1. ## Help With word Problem

A student is in a stationary hot-air balloon that is momentarily fixed at 1,325 ft above a piece of land. This pilot looks down 60o (from horizontal) and turns laterally 360o

a) How many acres of land are contained by the cone created by her line of site?
b) How high would the balloon be if, using the same procedure, an area four times greater is encompassed?

2. ## Re: Help With word Problem

Hey bossmann.

Hint: How do you find the radius of the circle using Pythagoras' Theorem and the sin/cos/tan relationship with a right angled triangle?

3. ## Re: Help With word Problem

Hello, bossmann!

A student is in a stationary hot-air balloon that is momentarily fixed at 1,325 ft above a piece of land.
The pilot looks down 60o (from horizontal) and turns laterally 360o.

a) How many acres of land are contained by the cone created by her line of site?

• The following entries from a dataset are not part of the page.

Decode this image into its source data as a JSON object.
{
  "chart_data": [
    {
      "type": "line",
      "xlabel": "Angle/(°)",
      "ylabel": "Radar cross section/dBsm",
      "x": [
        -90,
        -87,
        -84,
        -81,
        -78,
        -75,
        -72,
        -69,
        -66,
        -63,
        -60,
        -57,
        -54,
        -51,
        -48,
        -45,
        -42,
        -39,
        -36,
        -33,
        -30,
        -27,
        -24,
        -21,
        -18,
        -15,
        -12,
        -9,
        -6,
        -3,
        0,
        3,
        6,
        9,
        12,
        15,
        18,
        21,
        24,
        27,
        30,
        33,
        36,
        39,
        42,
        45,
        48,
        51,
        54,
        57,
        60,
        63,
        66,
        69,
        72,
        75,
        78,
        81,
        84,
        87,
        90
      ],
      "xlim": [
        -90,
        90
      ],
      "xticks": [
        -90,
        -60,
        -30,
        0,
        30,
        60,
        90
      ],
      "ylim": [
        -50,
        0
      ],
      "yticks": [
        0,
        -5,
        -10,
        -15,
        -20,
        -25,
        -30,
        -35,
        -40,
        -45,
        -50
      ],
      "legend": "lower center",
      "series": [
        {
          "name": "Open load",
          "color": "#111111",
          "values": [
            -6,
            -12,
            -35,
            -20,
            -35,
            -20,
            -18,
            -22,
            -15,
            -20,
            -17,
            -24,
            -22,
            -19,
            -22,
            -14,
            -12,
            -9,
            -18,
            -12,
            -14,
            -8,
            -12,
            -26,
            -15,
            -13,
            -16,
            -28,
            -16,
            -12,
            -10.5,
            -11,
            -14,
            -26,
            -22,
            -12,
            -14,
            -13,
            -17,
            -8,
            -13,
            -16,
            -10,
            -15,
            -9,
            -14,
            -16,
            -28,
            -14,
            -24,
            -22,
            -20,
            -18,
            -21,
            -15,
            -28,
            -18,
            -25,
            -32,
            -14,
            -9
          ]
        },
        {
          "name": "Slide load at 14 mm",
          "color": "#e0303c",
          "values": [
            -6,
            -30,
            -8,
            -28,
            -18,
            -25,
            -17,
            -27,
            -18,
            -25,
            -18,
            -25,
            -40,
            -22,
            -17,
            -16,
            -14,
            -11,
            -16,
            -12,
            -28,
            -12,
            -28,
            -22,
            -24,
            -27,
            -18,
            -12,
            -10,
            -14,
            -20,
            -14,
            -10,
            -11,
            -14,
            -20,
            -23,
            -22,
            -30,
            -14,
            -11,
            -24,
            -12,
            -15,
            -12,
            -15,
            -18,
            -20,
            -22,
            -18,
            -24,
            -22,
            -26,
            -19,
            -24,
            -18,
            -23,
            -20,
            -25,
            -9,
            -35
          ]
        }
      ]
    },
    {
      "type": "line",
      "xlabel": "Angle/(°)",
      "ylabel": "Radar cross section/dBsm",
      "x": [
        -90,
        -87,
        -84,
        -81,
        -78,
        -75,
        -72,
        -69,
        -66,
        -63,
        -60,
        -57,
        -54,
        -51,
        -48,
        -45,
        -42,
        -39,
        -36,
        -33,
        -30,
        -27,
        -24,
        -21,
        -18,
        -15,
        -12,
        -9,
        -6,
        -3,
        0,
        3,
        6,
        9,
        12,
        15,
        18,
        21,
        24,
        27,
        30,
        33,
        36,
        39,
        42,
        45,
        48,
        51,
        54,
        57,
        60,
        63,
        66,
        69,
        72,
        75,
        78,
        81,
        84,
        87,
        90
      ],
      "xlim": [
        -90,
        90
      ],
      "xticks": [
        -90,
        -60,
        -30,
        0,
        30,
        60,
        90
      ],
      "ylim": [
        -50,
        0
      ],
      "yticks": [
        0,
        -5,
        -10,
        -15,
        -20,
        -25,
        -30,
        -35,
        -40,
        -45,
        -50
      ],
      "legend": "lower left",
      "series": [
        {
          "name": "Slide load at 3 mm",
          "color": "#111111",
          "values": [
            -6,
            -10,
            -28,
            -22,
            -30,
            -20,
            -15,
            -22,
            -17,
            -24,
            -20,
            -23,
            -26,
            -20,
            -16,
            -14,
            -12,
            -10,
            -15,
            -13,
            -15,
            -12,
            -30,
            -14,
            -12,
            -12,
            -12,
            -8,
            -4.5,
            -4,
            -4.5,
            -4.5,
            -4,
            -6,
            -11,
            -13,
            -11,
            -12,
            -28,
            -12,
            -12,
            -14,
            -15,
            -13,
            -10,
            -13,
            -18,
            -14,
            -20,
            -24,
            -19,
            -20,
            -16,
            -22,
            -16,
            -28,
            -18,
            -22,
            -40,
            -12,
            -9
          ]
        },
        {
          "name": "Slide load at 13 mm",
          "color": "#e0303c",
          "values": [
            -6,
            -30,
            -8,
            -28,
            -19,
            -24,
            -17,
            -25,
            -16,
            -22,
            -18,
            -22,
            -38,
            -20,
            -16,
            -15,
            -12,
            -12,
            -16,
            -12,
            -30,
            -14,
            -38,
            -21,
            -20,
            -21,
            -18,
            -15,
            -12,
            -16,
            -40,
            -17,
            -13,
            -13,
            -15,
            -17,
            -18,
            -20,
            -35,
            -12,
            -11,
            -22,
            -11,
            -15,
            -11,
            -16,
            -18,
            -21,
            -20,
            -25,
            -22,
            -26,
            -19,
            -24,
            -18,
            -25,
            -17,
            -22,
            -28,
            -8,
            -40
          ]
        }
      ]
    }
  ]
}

Looking down, she will see a circle of radius $\displaystyle r.$
Code:
                *
/|\
/ | \
/  |  \
/   |30o\
/    |    \
/ 1325|     \
/      |      \
/       |       \
/        |        \
*---------+---------*
r         r
We have: .$\displaystyle \tan30^o \:=\:\frac{r}{1325} \quad\Rightarrow\quad r \:=\:1325\tan30^o \:=\:764.9891067 \:\approx\:765\text{ ft.}$

The area is: .$\displaystyle \pi r^2 \:=\:\pi(765^2) \:=\:1,\!838,\!538.561\text{ ft}^2.$

I'll let you convert it to acres.

b) How high would the balloon be if, using the same procedure, an area 4 times greater is encompassed?

To have four times the area, we must have twice the radius.
Therefore, the height must be twice as high: .$\displaystyle 2 \times 1325 \:=\:2650\text{ ft.}$